The montage of Marge losing her hair features the song "Hair" from the musical of the same name (though the version heard is The Cowsills version). Homer says he has seen Mrs. Doubtfire and believes that some of the candidates for the role of nanny are men in drag. Homer's imagination is a parody of the dancing characters in Steamboat Willie and features the song "Turkey in the Straw". In the park, Groundskeeper Willie is seen singing a cover version of "Maniac" by Michael Sembello. The scene where Principal Skinner attempts to sell Jimbo is a reference to a similar scene in Dickens's Oliver Twist, more specifically he yells "Boy for Sale", a reference to a song in the musical adaptation Oliver! During the scene, he counters Jimbo's doubts by stating that selling children is legal only in Springfield's state and in Mississippi. Until 2009 there was actually no law in Mississippi prohibiting the sale of children.

The Itchy & Scratchy short "Reservoir Cats" is a parody of the scene in Quentin Tarantino's 1992 film Reservoir Dogs where Mr. Blonde cuts off the ear of the police officer. The sequence features the same setting, camera angles and music — "Stuck in the Middle With You" by Stealers Wheel. At the end, Itchy and Scratchy dance in a manner similar to that seen in Tarantino's 1994 film Pulp Fiction.

Shary and Barney Gumble sing a drunken rendition of Jimmy Buffett's "Margaritaville".

Krusty's television special "Krusty Komedy Klassic" subtly lampshades the implications from its initials which are the same for the Ku Klux Klan.
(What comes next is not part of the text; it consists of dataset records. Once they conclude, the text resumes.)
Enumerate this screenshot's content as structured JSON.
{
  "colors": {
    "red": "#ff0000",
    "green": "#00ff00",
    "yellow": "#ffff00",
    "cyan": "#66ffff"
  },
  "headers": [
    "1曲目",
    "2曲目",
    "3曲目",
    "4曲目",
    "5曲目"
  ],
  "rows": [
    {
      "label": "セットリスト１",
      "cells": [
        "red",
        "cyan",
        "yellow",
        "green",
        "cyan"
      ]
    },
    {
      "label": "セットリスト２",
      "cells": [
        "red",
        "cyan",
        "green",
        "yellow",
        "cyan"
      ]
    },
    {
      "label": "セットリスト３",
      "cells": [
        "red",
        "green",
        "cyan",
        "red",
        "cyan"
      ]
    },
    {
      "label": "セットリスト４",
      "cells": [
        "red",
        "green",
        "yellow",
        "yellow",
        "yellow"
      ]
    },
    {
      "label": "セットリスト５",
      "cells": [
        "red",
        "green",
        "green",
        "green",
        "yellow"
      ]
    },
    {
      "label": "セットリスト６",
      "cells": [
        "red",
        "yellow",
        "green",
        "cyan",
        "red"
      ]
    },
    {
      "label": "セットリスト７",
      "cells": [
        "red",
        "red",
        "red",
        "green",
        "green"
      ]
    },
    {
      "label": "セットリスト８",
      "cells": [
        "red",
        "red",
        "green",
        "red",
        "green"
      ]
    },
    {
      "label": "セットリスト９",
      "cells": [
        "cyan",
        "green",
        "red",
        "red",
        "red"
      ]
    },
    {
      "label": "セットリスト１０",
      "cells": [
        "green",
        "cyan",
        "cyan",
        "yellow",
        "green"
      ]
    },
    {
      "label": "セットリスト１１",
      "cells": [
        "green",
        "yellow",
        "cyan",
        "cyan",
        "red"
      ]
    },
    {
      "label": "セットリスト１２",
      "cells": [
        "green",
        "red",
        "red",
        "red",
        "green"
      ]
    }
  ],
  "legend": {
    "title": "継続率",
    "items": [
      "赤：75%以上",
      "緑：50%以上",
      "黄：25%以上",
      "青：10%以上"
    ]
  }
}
Krusty's "Mad About Shoe" sketch is a reference to the NBC sitcom Mad About You, while the unseen "NYPD Shoe" sketch references the ABC drama NYPD Blue.

==Reception==
In its original broadcast, "Simpsoncalifragilisticexpiala(Annoyed Grunt)cious" finished 76th in ratings for the week of February 3–9, 1997, with a Nielsen rating of 5.6, equivalent to approximately 5.4 million viewing households.

Alf Clausen received an Emmy Award nomination for "Outstanding Music Direction" for this episode.

In 2014, writers for the series picked "Reservoir Cats" from this episode as one of their nine favorite "Itchy & Scratchy" episodes of all time.